Le Musée du quai Branly, par exemple, dit le Grand Paris. Les visiteurs ne viennent pas du 7arrondissement [arrondissement dans lequel est situé le musée] et de l’ombre de la Tour Eiffel. Beaucoup viennent de la banlieue. Beaucoup sont issus de l’immigration et souhaitent retrouver des éléments de la culture d’origine de leurs parents ou grands-parents. Et tout cela est assez émouvant. Il suffit de s’y promener un après-midi pour le constater. Ce lieu est un lieu d’appropriation et pas un lieu de contemplation esthétique abstraite. Et les bibliothèques pleines d’étudiants, l’auditorium et ses concerts ou spectacles de danse en témoignent aussi. Et il en est de même au Louvre ou à Orsay. Rien n’est figé dans le passé et le musée joue un rôle essentiel pour l’avenir.

Ça, c’est la partie utile de l’Histoire.

Oui mais une fois que l’on a dit tout cela, il faut dire que l’art c’est aussi la rêverie, le besoin de faire quelque chose de totalement gratuit. Passer deux heures à ne rien faire, le vendredi soir, dans quelques salles du Louvre sans chercher à s’instruire ou apprendre mais simplement perdre son temps est un enrichissement merveilleux.

L’ennui apparaît à beaucoup comme une perte de temps.

Revenons au sens du mot latin otium. Perdre son temps en s’enrichissant. C’est le loisir au sens aristocratique. C’est la base de ce que l’on appelle la civilisation. Or c’est le negotium qui l’a emporté. Le négoce l’a emporté sur la gratuité des choses. J’aimerais qu’on apprenne des choses inutiles à l’école… Je conseille à mes étudiants de ne pas se contenter des fiches Wikipédia, même si elles s’améliorent, et d’aller voir les expositions qui ne les concernent pas. Voir ce qui n’est pas au programme. Tout ça est possible pour tout le monde. Ce n’est pas élitiste !

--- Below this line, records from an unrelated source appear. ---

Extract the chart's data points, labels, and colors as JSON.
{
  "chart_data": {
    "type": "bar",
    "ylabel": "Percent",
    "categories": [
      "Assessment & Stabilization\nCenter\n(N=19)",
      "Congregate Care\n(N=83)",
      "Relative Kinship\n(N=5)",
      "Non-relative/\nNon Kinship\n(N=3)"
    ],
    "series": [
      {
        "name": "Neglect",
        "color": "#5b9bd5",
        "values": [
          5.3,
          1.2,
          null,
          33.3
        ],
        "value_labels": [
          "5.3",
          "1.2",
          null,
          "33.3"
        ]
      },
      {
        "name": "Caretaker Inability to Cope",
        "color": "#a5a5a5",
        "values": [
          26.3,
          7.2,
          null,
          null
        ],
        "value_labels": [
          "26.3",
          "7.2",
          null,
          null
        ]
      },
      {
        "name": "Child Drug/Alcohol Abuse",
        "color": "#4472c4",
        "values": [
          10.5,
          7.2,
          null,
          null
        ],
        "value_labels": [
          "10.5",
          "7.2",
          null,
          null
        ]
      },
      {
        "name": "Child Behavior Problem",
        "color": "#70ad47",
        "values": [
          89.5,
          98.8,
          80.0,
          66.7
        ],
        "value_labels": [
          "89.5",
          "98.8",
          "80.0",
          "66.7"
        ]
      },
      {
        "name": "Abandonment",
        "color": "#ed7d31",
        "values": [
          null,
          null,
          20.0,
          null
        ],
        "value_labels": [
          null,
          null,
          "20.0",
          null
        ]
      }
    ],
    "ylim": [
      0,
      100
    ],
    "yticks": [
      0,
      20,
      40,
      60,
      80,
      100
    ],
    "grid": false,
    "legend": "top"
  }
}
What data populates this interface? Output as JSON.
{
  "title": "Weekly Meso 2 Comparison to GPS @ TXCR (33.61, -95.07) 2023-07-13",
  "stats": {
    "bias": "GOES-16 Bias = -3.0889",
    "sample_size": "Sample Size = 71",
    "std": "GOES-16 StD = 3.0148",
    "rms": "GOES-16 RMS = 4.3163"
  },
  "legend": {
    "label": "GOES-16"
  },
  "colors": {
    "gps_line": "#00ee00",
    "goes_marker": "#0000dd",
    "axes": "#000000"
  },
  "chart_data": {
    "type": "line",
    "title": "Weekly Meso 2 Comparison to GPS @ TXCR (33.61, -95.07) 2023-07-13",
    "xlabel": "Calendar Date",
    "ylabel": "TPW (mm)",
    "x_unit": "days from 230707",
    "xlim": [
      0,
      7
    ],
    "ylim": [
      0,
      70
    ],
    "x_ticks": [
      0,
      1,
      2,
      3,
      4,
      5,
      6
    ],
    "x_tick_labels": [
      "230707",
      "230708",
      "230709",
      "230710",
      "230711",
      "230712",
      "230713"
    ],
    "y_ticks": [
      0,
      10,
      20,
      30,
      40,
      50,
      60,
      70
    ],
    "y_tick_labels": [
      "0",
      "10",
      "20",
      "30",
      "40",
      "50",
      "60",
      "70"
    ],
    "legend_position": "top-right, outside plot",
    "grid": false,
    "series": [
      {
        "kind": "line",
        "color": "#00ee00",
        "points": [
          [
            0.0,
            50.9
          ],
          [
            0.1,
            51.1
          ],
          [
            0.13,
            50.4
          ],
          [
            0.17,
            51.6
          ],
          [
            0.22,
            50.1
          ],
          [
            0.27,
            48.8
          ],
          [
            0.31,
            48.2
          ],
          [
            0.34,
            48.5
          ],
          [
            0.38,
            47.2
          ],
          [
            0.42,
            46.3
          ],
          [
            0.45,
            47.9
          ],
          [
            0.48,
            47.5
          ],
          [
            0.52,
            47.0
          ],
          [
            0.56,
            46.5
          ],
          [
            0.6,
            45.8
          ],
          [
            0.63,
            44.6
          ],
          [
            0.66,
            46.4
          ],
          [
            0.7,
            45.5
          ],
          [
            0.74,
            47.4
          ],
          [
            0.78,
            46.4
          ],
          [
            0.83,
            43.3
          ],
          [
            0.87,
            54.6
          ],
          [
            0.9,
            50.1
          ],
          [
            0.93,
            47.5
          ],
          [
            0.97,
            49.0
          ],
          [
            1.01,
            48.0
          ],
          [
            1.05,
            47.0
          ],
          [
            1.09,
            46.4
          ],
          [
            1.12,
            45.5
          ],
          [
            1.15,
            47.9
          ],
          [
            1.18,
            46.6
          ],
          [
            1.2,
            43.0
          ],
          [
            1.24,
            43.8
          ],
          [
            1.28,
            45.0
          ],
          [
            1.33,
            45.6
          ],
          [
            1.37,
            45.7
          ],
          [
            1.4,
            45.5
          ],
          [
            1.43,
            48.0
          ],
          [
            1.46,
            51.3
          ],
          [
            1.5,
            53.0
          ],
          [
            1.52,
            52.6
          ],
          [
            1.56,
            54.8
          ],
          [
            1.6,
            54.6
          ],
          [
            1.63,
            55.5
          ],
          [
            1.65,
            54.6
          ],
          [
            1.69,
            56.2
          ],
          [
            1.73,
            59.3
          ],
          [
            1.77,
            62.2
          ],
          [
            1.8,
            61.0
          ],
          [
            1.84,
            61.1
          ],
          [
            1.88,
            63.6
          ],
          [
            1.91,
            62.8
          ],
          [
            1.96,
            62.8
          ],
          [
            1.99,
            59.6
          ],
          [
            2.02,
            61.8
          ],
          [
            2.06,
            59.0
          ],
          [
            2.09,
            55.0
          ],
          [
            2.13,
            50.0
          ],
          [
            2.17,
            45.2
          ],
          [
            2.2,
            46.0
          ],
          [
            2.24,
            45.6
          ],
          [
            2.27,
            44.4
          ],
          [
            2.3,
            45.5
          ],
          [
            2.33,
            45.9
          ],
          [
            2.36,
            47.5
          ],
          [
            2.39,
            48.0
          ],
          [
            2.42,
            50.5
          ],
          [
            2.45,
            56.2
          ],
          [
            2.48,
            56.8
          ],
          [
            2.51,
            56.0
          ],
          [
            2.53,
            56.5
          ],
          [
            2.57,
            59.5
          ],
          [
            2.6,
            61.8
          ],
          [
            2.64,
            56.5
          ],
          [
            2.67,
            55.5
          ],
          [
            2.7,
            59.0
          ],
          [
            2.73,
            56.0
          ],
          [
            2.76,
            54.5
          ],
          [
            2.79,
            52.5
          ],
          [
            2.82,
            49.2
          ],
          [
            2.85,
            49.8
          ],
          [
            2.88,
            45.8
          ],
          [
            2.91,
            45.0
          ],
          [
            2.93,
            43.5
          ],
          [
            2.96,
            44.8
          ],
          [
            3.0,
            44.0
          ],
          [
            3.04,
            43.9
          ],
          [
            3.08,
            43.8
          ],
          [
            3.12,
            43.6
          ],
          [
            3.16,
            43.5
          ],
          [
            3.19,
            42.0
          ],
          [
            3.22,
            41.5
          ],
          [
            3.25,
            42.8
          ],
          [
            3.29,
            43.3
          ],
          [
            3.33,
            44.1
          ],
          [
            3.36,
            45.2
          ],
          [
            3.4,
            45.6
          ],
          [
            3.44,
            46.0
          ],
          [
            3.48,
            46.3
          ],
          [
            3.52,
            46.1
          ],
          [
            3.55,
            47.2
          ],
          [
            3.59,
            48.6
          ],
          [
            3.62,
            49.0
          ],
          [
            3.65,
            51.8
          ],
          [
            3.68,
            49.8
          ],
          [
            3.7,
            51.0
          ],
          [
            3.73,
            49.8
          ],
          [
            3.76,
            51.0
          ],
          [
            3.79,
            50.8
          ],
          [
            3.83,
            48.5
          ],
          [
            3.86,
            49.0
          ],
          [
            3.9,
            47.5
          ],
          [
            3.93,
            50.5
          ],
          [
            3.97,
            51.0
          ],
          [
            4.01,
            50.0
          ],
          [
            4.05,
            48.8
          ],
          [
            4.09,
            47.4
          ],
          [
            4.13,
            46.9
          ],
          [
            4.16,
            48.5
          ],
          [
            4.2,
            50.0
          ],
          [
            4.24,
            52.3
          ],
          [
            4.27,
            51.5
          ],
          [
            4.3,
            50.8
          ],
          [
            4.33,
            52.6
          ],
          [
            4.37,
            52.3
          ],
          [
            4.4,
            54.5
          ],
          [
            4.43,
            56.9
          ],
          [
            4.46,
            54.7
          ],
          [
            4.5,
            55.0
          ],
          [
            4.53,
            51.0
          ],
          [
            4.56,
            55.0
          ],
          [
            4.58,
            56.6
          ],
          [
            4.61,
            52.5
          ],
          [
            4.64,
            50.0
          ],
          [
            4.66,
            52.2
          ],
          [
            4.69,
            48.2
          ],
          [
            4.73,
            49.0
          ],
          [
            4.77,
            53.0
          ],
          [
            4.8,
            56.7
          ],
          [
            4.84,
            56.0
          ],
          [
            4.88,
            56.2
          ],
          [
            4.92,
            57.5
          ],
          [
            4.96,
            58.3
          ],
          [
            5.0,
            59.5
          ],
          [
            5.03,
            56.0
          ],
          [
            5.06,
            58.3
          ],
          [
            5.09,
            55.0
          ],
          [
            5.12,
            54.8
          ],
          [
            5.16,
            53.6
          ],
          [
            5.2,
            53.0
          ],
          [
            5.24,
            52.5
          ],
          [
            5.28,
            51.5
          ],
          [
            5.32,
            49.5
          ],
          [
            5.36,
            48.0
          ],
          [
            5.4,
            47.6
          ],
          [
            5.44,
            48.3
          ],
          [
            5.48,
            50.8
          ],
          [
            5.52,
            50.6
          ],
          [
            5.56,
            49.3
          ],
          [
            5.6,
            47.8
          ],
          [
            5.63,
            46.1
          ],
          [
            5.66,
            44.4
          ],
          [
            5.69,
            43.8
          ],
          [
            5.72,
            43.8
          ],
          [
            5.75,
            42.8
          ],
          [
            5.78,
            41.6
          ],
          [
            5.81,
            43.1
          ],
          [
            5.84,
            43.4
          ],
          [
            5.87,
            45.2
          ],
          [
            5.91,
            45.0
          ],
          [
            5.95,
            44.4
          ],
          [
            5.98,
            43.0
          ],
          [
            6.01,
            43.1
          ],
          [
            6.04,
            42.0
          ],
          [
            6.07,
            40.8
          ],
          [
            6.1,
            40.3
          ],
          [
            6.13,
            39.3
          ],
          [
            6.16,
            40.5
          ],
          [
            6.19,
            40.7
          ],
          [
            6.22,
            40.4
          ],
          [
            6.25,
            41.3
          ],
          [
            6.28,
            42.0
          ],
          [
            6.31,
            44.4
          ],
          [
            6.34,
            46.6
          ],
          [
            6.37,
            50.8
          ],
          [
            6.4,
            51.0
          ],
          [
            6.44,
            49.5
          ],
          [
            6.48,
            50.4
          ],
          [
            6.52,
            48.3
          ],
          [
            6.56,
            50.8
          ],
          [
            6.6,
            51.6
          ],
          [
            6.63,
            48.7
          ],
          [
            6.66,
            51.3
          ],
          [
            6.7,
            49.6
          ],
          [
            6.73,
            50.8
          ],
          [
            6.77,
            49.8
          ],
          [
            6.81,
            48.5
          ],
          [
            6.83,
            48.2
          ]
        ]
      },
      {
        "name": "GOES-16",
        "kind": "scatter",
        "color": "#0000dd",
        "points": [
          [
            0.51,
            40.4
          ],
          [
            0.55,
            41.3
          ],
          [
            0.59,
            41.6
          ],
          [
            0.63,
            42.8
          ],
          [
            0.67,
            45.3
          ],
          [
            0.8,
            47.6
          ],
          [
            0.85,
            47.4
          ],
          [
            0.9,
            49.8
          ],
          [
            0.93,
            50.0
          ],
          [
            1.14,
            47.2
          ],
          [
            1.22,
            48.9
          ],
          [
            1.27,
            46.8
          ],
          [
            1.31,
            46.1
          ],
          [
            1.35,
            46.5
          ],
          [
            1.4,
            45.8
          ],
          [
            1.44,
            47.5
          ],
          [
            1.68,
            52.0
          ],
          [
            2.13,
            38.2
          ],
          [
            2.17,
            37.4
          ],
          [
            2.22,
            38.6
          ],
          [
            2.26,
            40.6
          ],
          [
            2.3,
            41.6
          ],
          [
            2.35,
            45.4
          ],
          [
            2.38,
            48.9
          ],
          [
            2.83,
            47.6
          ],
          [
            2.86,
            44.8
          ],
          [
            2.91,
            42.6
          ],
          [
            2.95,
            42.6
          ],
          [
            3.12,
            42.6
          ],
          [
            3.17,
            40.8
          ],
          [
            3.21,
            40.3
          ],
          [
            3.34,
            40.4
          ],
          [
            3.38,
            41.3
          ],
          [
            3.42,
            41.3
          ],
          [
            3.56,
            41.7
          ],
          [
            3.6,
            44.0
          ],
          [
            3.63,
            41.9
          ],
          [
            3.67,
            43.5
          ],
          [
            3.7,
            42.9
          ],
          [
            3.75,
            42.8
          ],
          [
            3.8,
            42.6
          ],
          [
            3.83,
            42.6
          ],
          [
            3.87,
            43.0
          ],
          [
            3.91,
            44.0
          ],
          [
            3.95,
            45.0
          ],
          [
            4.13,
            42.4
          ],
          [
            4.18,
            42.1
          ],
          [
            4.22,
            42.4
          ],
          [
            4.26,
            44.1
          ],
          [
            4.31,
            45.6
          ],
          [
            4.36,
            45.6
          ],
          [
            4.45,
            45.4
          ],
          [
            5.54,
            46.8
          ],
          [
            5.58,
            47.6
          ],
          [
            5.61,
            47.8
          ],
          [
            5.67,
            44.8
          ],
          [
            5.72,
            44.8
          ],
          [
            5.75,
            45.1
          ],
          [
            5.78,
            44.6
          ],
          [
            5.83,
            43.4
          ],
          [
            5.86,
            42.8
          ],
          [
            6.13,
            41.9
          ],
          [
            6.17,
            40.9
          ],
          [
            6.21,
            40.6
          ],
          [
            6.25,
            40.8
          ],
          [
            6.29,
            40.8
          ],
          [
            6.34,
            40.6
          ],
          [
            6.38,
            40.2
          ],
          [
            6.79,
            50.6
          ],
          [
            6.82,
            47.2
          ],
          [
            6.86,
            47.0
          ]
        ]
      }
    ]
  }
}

Pourquoi vous êtes-vous intéressé à l’histoire de l’art. Est-ce parce que c’est plus incarné ?

Absolument. Pendant mes études d’histoires, j’avais le sentiment d’une histoire sèche, très statistique, faite de courbes et de chiffres. Or l’art permet de se frotter à des objets qui échappent au temps, qui ont traversé les époques, et suscité des émotions très différentes selon les regardeurs. Chaque génération a réinventé les significations. L’art est un anti-destin et échappe à la chronologie !

Pourquoi avoir écrit des romans ?

J’avais envie de remplir les lacunes de l’histoire. Dans La Dormeuse de Naples, j’étais parti à la recherche d’un tableau d’Ingres qui a disparu du vivant du peintre. Mon idée était que son œuvre est née de cette disparition. Qu’il avait peint les baigneuses car il avait perdu son chef d’œuvre. Comme on ne l’a jamais vu, c’est du roman !

L’art, c’est imaginé des histoires aux œuvres ?

Bien sûr mais on peut aussi retrouver des choses comme le visage de Baudelaire que l’on voit mieux grâce à la restauration du tableau L’Atelier du peintre, de Gustave Courbet. Cette restauration a lieu en public actuellement au Musée d’Orsay. Les œuvres peuvent répondre à des questions parce qu’elles sont vivantes. Le passé est imprévisible.